Phenylacetamides (1, 5, 16–18) and Trolox amides (2–4, 6–15, 19, 20) with drug-like properties were designed based on common pharmacophoric features of σ-1 and HDAC-6 ligands and synthesized via amidation. Testing the compounds for σ-1/HDAC-6/antioxidant activities led to the following findings: (i) six compounds (2, 8, and 11–14) with σ-1 affinity Ki values of 2.1–8.3 μM, (ii) two compounds (8 and 18) possessed HDAC-6 inhibitory activities of 17 and 77 nM, and (iii) six compounds (3, 4, 8, 12, 18, and 20) exhibited potent antioxidant activities, and iv) compound 8 (MW = 398.18, ClogP = 2.44) exhibited the desired trifecta activities (i.e., σ-1 affinity (Ki = 2.1 μM), HDAC-6 (IC₅₀ = 17 nM), and OS inhibition (1.92 TE)) we were seeking.
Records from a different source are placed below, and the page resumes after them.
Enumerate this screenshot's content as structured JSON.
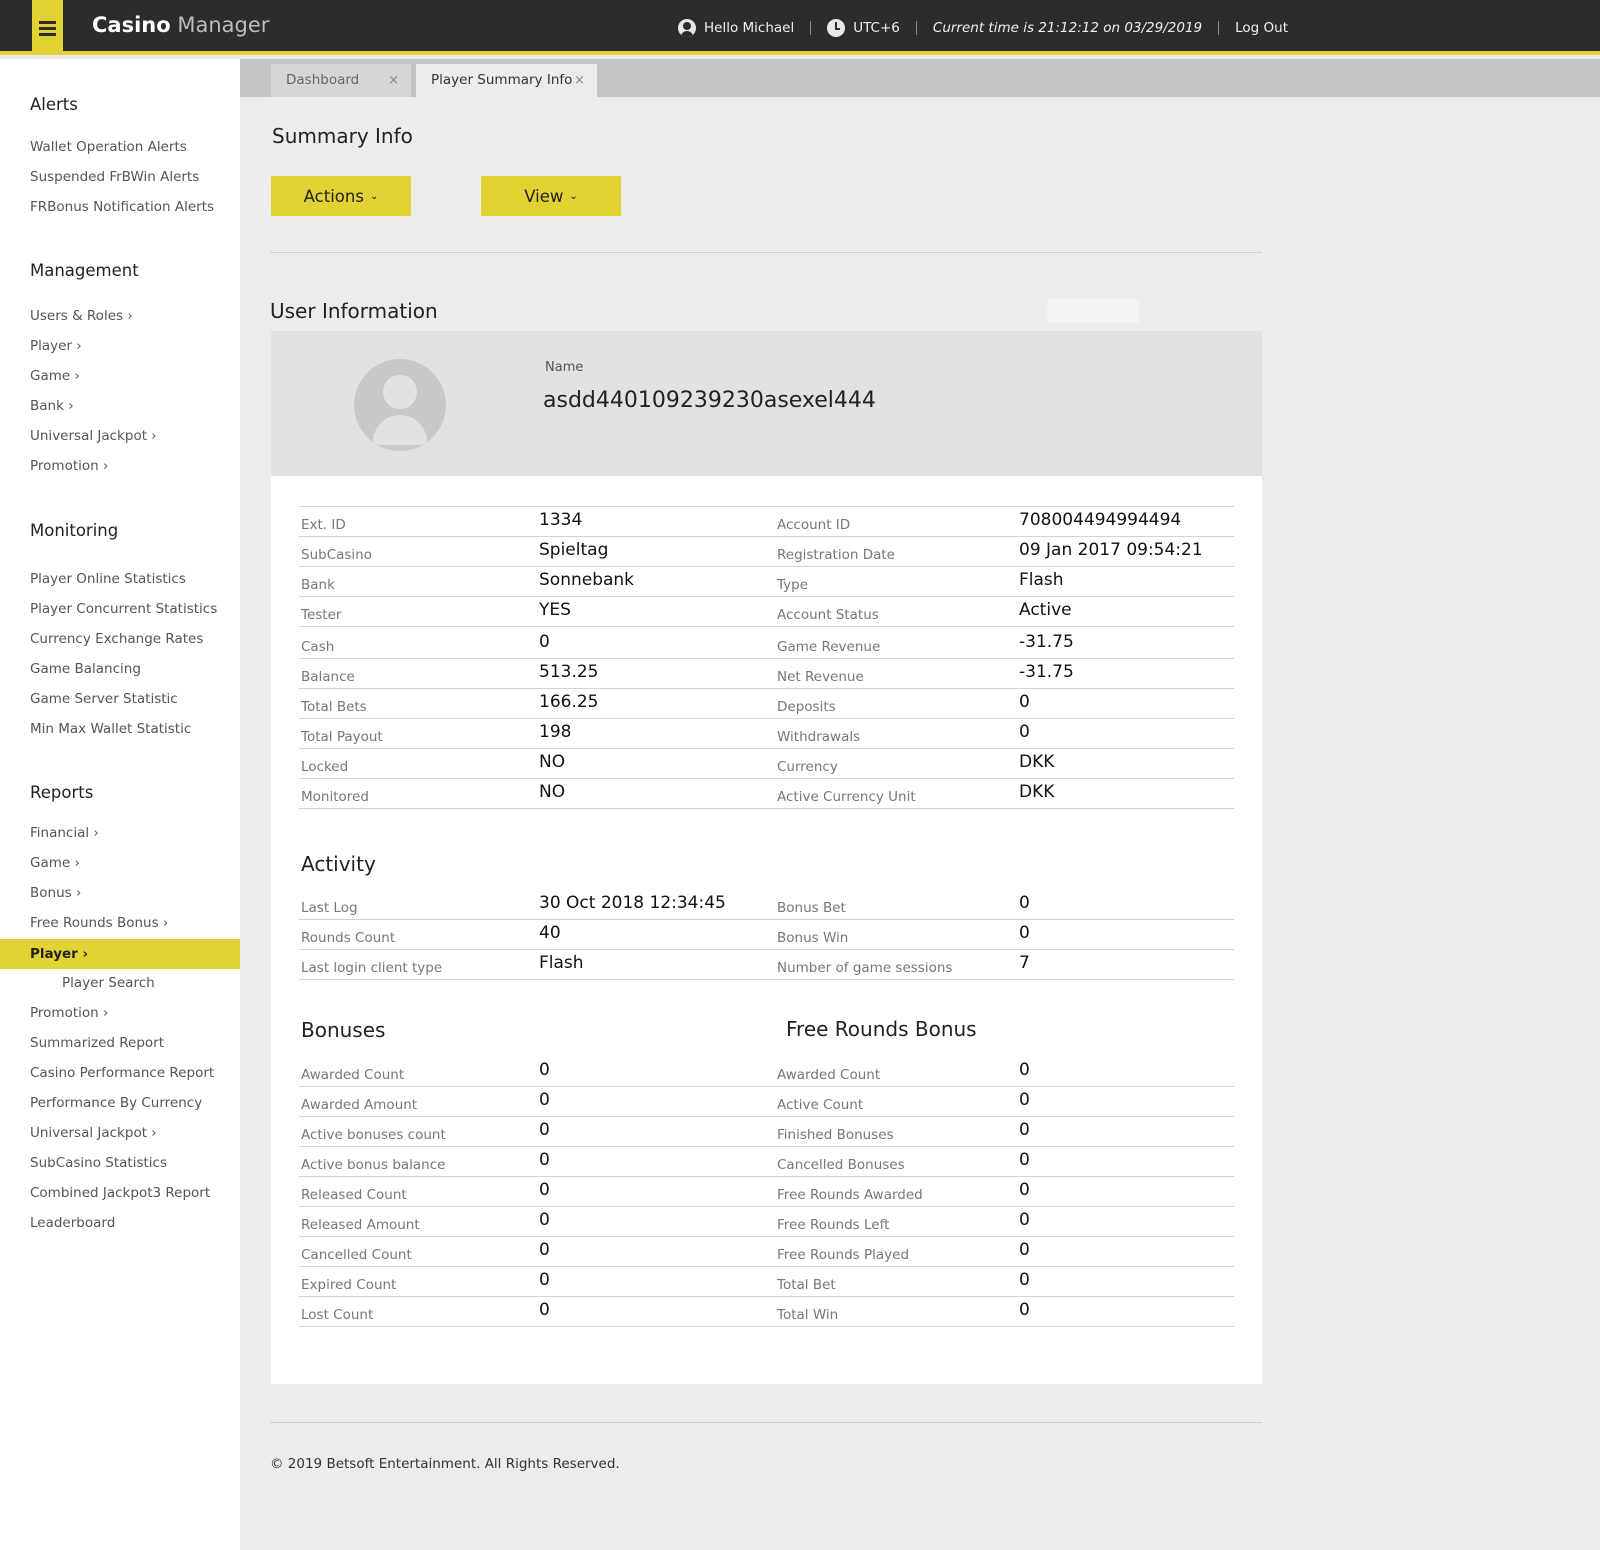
{
  "header": {
    "brand_bold": "Casino",
    "brand_light": "Manager",
    "greeting": "Hello Michael",
    "timezone": "UTC+6",
    "current_time": "Current time is 21:12:12 on 03/29/2019",
    "logout": "Log Out"
  },
  "sidebar": {
    "alerts": {
      "title": "Alerts",
      "items": [
        "Wallet Operation Alerts",
        "Suspended FrBWin Alerts",
        "FRBonus Notification Alerts"
      ]
    },
    "management": {
      "title": "Management",
      "items": [
        "Users & Roles ›",
        "Player ›",
        "Game ›",
        "Bank ›",
        "Universal Jackpot ›",
        "Promotion ›"
      ]
    },
    "monitoring": {
      "title": "Monitoring",
      "items": [
        "Player Online Statistics",
        "Player Concurrent Statistics",
        "Currency Exchange Rates",
        "Game Balancing",
        "Game Server Statistic",
        "Min Max Wallet Statistic"
      ]
    },
    "reports": {
      "title": "Reports",
      "items_before": [
        "Financial ›",
        "Game ›",
        "Bonus ›",
        "Free Rounds Bonus ›"
      ],
      "active": "Player ›",
      "sub_item": "Player Search",
      "items_after": [
        "Promotion ›",
        "Summarized Report",
        "Casino Performance Report",
        "Performance By Currency",
        "Universal Jackpot ›",
        "SubCasino Statistics",
        "Combined Jackpot3 Report",
        "Leaderboard"
      ]
    }
  },
  "tabs": [
    {
      "label": "Dashboard",
      "close": "×"
    },
    {
      "label": "Player Summary Info",
      "close": "×"
    }
  ],
  "page": {
    "title": "Summary Info",
    "actions_label": "Actions",
    "view_label": "View",
    "chevron": "⌄",
    "section_title": "User Information"
  },
  "user": {
    "name_label": "Name",
    "name": "asdd440109239230asexel444"
  },
  "info_rows": [
    {
      "l1": "Ext. ID",
      "v1": "1334",
      "l2": "Account ID",
      "v2": "708004494994494"
    },
    {
      "l1": "SubCasino",
      "v1": "Spieltag",
      "l2": "Registration Date",
      "v2": "09 Jan 2017 09:54:21"
    },
    {
      "l1": "Bank",
      "v1": "Sonnebank",
      "l2": "Type",
      "v2": "Flash"
    },
    {
      "l1": "Tester",
      "v1": "YES",
      "l2": "Account Status",
      "v2": "Active"
    }
  ],
  "money_rows": [
    {
      "l1": "Cash",
      "v1": "0",
      "l2": "Game Revenue",
      "v2": "-31.75"
    },
    {
      "l1": "Balance",
      "v1": "513.25",
      "l2": "Net Revenue",
      "v2": "-31.75"
    },
    {
      "l1": "Total Bets",
      "v1": "166.25",
      "l2": "Deposits",
      "v2": "0"
    },
    {
      "l1": "Total Payout",
      "v1": "198",
      "l2": "Withdrawals",
      "v2": "0"
    },
    {
      "l1": "Locked",
      "v1": "NO",
      "l2": "Currency",
      "v2": "DKK"
    },
    {
      "l1": "Monitored",
      "v1": "NO",
      "l2": "Active Currency Unit",
      "v2": "DKK"
    }
  ],
  "activity": {
    "title": "Activity",
    "rows": [
      {
        "l1": "Last Log",
        "v1": "30 Oct 2018 12:34:45",
        "l2": "Bonus Bet",
        "v2": "0"
      },
      {
        "l1": "Rounds Count",
        "v1": "40",
        "l2": "Bonus Win",
        "v2": "0"
      },
      {
        "l1": "Last login client type",
        "v1": "Flash",
        "l2": "Number of game sessions",
        "v2": "7"
      }
    ]
  },
  "bonuses": {
    "title": "Bonuses",
    "free_rounds_title": "Free Rounds Bonus",
    "rows": [
      {
        "l1": "Awarded Count",
        "v1": "0",
        "l2": "Awarded Count",
        "v2": "0"
      },
      {
        "l1": "Awarded Amount",
        "v1": "0",
        "l2": "Active Count",
        "v2": "0"
      },
      {
        "l1": "Active bonuses count",
        "v1": "0",
        "l2": "Finished Bonuses",
        "v2": "0"
      },
      {
        "l1": "Active bonus balance",
        "v1": "0",
        "l2": "Cancelled Bonuses",
        "v2": "0"
      },
      {
        "l1": "Released Count",
        "v1": "0",
        "l2": "Free Rounds Awarded",
        "v2": "0"
      },
      {
        "l1": "Released Amount",
        "v1": "0",
        "l2": "Free Rounds Left",
        "v2": "0"
      },
      {
        "l1": "Cancelled Count",
        "v1": "0",
        "l2": "Free Rounds Played",
        "v2": "0"
      },
      {
        "l1": "Expired Count",
        "v1": "0",
        "l2": "Total Bet",
        "v2": "0"
      },
      {
        "l1": "Lost Count",
        "v1": "0",
        "l2": "Total Win",
        "v2": "0"
      }
    ]
  },
  "footer": "© 2019 Betsoft Entertainment. All Rights Reserved.",
  "colors": {
    "accent": "#e2d234",
    "topbar": "#2c2c2c",
    "background": "#ececec"
  }
}
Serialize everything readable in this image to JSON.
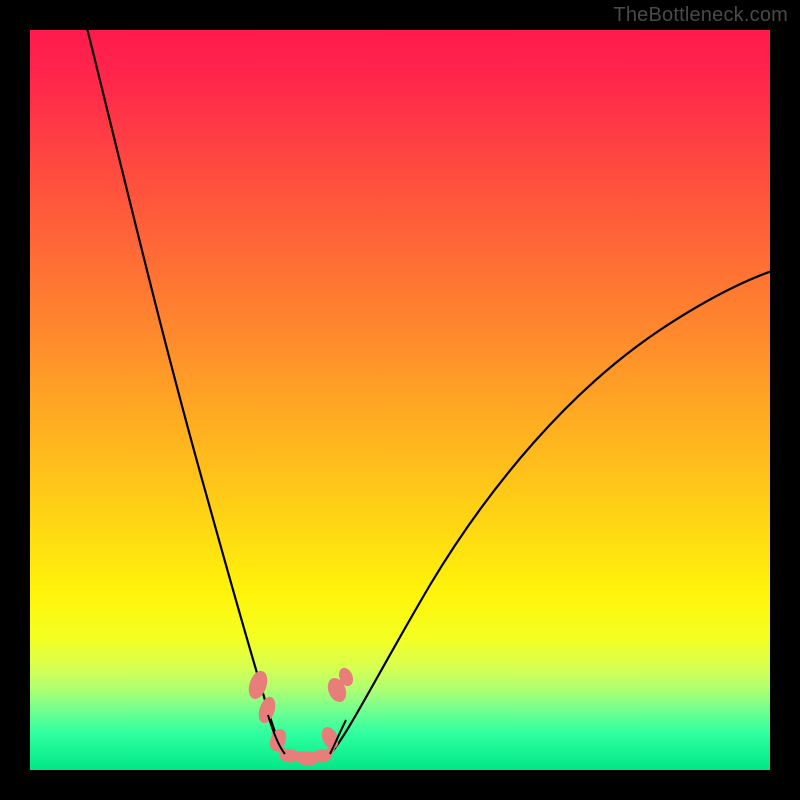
{
  "watermark": "TheBottleneck.com",
  "chart_data": {
    "type": "line",
    "title": "",
    "xlabel": "",
    "ylabel": "",
    "xlim": [
      0,
      100
    ],
    "ylim": [
      0,
      100
    ],
    "grid": false,
    "series": [
      {
        "name": "left-curve",
        "x": [
          9,
          12,
          15,
          18,
          21,
          24,
          26,
          28,
          30,
          31,
          32,
          33
        ],
        "y": [
          100,
          85,
          70,
          55,
          40,
          26,
          16,
          10,
          5,
          3,
          2,
          1
        ]
      },
      {
        "name": "right-curve",
        "x": [
          40,
          42,
          45,
          50,
          55,
          60,
          65,
          70,
          75,
          80,
          85,
          90,
          95,
          100
        ],
        "y": [
          1,
          2,
          5,
          11,
          19,
          27,
          34,
          41,
          47,
          52,
          57,
          61,
          64,
          67
        ]
      },
      {
        "name": "bottom-valley-outline",
        "x": [
          30,
          32,
          34,
          36,
          38,
          40,
          42
        ],
        "y": [
          10,
          4,
          1,
          0.5,
          1,
          3,
          8
        ]
      }
    ],
    "annotations": [
      {
        "type": "valley-marker",
        "x_range": [
          31,
          42
        ],
        "y": 1
      }
    ],
    "colors": {
      "curve": "#000000",
      "valley_marker": "#e77e7a",
      "gradient_top": "#ff1a4d",
      "gradient_mid": "#ffd414",
      "gradient_bottom": "#00e886"
    }
  }
}
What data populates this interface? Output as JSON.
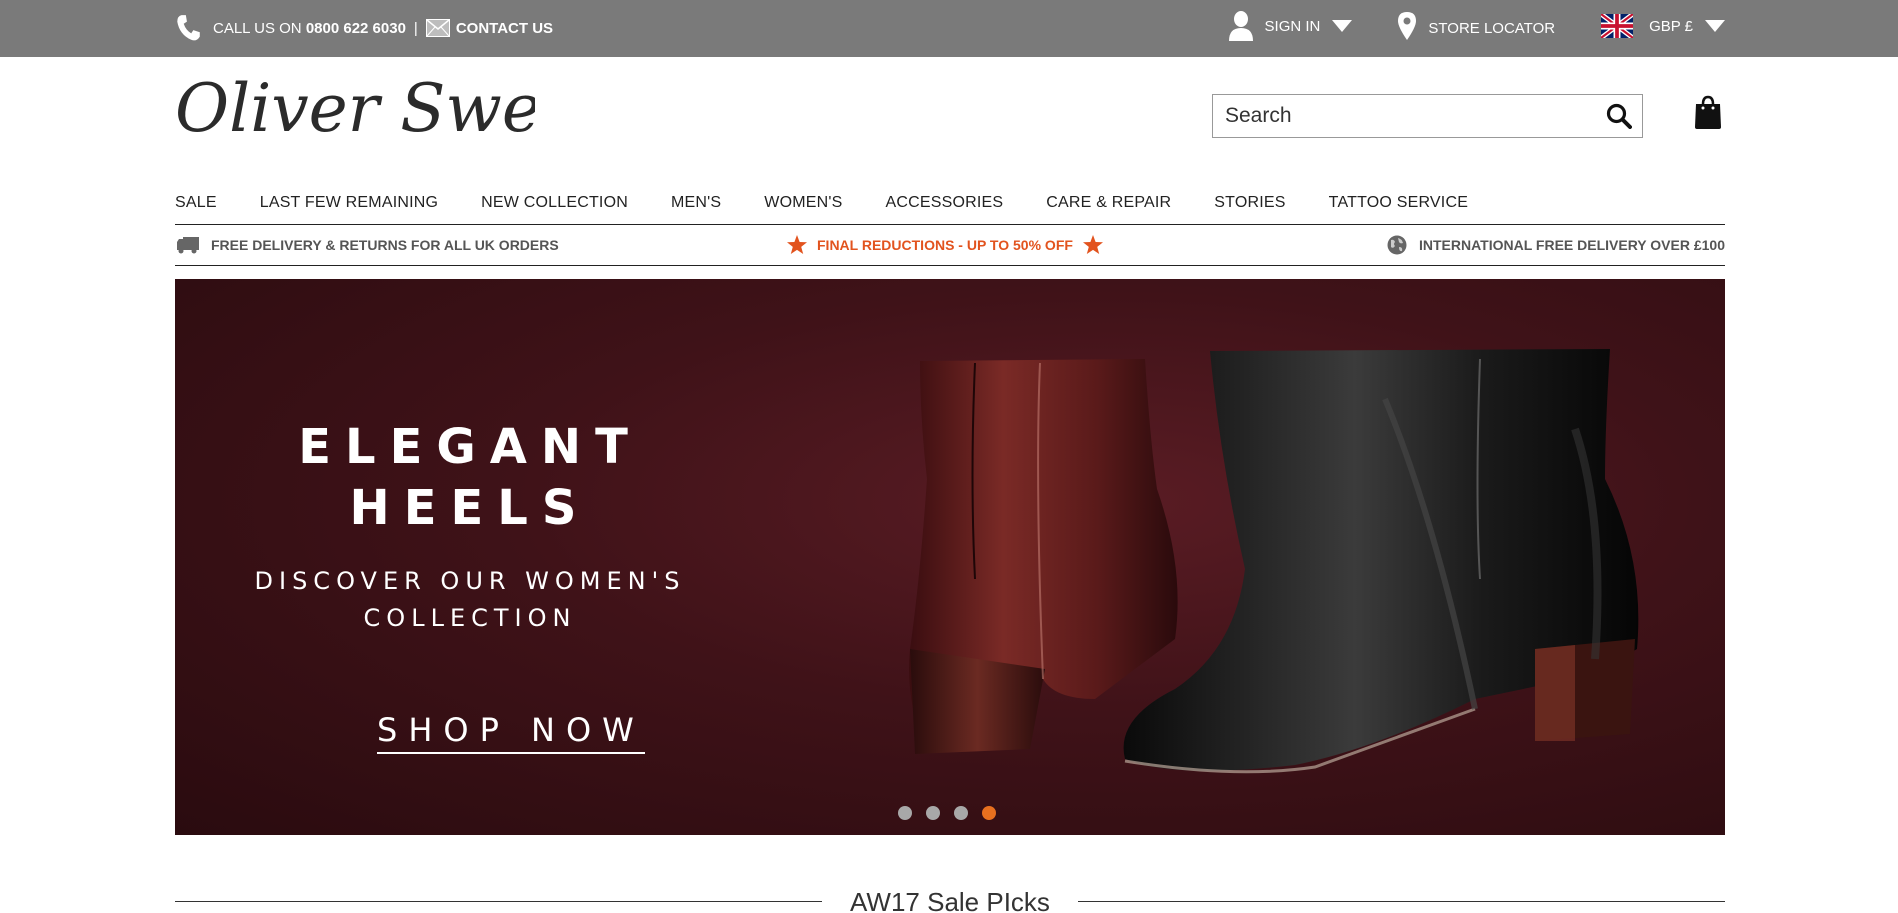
{
  "topbar": {
    "call_prefix": "CALL US ON",
    "phone_number": "0800 622 6030",
    "separator": "|",
    "contact_label": "CONTACT US",
    "sign_in_label": "SIGN IN",
    "store_locator_label": "STORE LOCATOR",
    "currency_label": "GBP £"
  },
  "header": {
    "logo_text": "Oliver Sweeney",
    "search_placeholder": "Search"
  },
  "nav": {
    "items": [
      "SALE",
      "LAST FEW REMAINING",
      "NEW COLLECTION",
      "MEN'S",
      "WOMEN'S",
      "ACCESSORIES",
      "CARE & REPAIR",
      "STORIES",
      "TATTOO SERVICE"
    ]
  },
  "promo": {
    "left": "FREE DELIVERY & RETURNS FOR ALL UK ORDERS",
    "middle": "FINAL REDUCTIONS - UP TO 50% OFF",
    "right": "INTERNATIONAL FREE DELIVERY OVER £100",
    "accent_color": "#e2531e"
  },
  "hero": {
    "title_line1": "ELEGANT",
    "title_line2": "HEELS",
    "subtitle_line1": "DISCOVER OUR WOMEN'S",
    "subtitle_line2": "COLLECTION",
    "cta": "SHOP NOW",
    "slide_count": 4,
    "active_slide": 4,
    "active_dot_color": "#e8701f"
  },
  "section": {
    "title": "AW17 Sale PIcks"
  },
  "icons": [
    "phone-icon",
    "mail-icon",
    "user-icon",
    "chevron-down-icon",
    "map-pin-icon",
    "uk-flag-icon",
    "search-icon",
    "shopping-bag-icon",
    "truck-icon",
    "star-icon",
    "globe-icon"
  ]
}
Interestingly, the modelling data also revealed that 8 bound to both σ-1 and HDAC-6 with similar poses and free energies as the native ligands. Compound 8 will, therefore, undergo additional in vitro testing to further profile its selectivity and will be used as a lead in follow-up SAR studies.